3. A horizontal beam (10) as claimed in Claim 1 which have two

C-shaped ends, each end (12) being adapted to fit into the mushroom

shaped protrusion of the hollow vertical pole.

4. A clamping means (30) as claimed in Claim 1 consisting of a

beam clamp gripper (31 ) and a beam clamp anchor (32), the beam clamp

gripper and beam clamp anchor each having two or more holes (34, 37) for insertion of screws to close the beam clamp gripper (31 ) and

beam clamp anchor (32), thereby pressing the clamping means securely

against the C-shaped end (12) of the horizontal beam which is adapted

to fit into the mushroom shaped protrusion (25, 26, 27,28) of the vertical

hollow pole.

5. A clamping means (30) as claimed in Claim 4 wherein the beam

clamp gripper (31 ) presses the C-shaped ends (12) of the horizontal beam

against the beam clamp anchor (32), creating stress forces on the

radially curved inward sides (21 ,22, 23,24) of the vertical hollow pole and

in turn, the radially curved inward sides of the vertical hollow pole

reacts by pushing the mushroom shaped protrusions against the C-shaped

end (12) of the horizontal beam, the beam clamp anchor (32) and beam

clamp gripper (31 ), thereby holding the horizontal beam in place securely.

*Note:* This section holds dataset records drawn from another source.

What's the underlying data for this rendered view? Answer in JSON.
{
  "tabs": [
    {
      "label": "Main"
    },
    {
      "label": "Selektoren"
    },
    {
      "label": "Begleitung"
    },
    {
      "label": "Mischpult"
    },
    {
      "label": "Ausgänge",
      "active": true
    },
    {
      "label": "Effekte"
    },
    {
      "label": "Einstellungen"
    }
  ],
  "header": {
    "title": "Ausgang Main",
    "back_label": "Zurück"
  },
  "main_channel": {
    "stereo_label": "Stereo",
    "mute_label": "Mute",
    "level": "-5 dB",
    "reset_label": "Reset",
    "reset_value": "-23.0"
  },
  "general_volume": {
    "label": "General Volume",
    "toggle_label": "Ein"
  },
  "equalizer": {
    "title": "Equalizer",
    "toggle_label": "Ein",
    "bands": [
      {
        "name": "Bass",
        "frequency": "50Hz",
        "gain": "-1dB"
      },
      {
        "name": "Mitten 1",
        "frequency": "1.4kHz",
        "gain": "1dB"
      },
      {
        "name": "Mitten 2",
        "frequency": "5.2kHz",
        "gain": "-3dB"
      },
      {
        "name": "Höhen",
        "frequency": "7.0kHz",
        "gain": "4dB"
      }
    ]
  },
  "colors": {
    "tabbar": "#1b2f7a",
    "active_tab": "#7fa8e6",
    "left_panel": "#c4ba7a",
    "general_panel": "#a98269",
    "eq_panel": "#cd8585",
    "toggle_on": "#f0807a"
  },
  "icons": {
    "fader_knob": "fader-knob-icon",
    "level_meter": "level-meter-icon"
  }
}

6. A clamping means (30) as claimed in Claim 4 wherein the beam

clamp gripper (31 ) has rows of projections (35) spaced apart and having

identical matching positions to holes ( 11 ) in the horizontal beam and to depressions (36) in the beam clamp anchor (32), for a more secure grip

on the horizontal beam and to ensure more rigid alignment of the

horizontal beam.

7. A frame system of horizontal beams and vertical hollow poles made

by extruded or roll forming processes.

8. A vertical hollow pole as claimed in Claim 1 having four radially

curved inward sides (21 , 22, 23, 24), each side meeting the other

adjacent side to form a mushroom shaped protrusion (25, 26, 27, 28)

being docking rails along its length, thereby permitting fitting of

horizontal beams, spaced apart, to any one or two or three or four

docking rails for the installation of wall panels and other furniture.

9. A vertical hollow pole as claimed in Claim 1 having three radially

curved inward sides (21 , 22, 23), each side meeting the other adjacent

side to form a mushroom shaped protrusion (25,26, 27) being docking

rails along its length, thereby permitting fitting of horizontal beams,

spaced apart, to any one or two or three of the three docking rails for the installation of wall panels and other furniture.

10. A re-configurable frame system for use in interior of buildings

as claimed in Claim 1 wherein wall panels and other furniture can be

mounted and de-mounted on the spaced apart horizontal beams and

vertical hollow poles.

11. A system of horizontal beams and vertical hollow poles forming

the frame system for use in interior of buildings as claimed in Claim

1 wherein electrical wires and data wires are laid within the recessed

sides of the horizontal beam and the hollow vertical pole.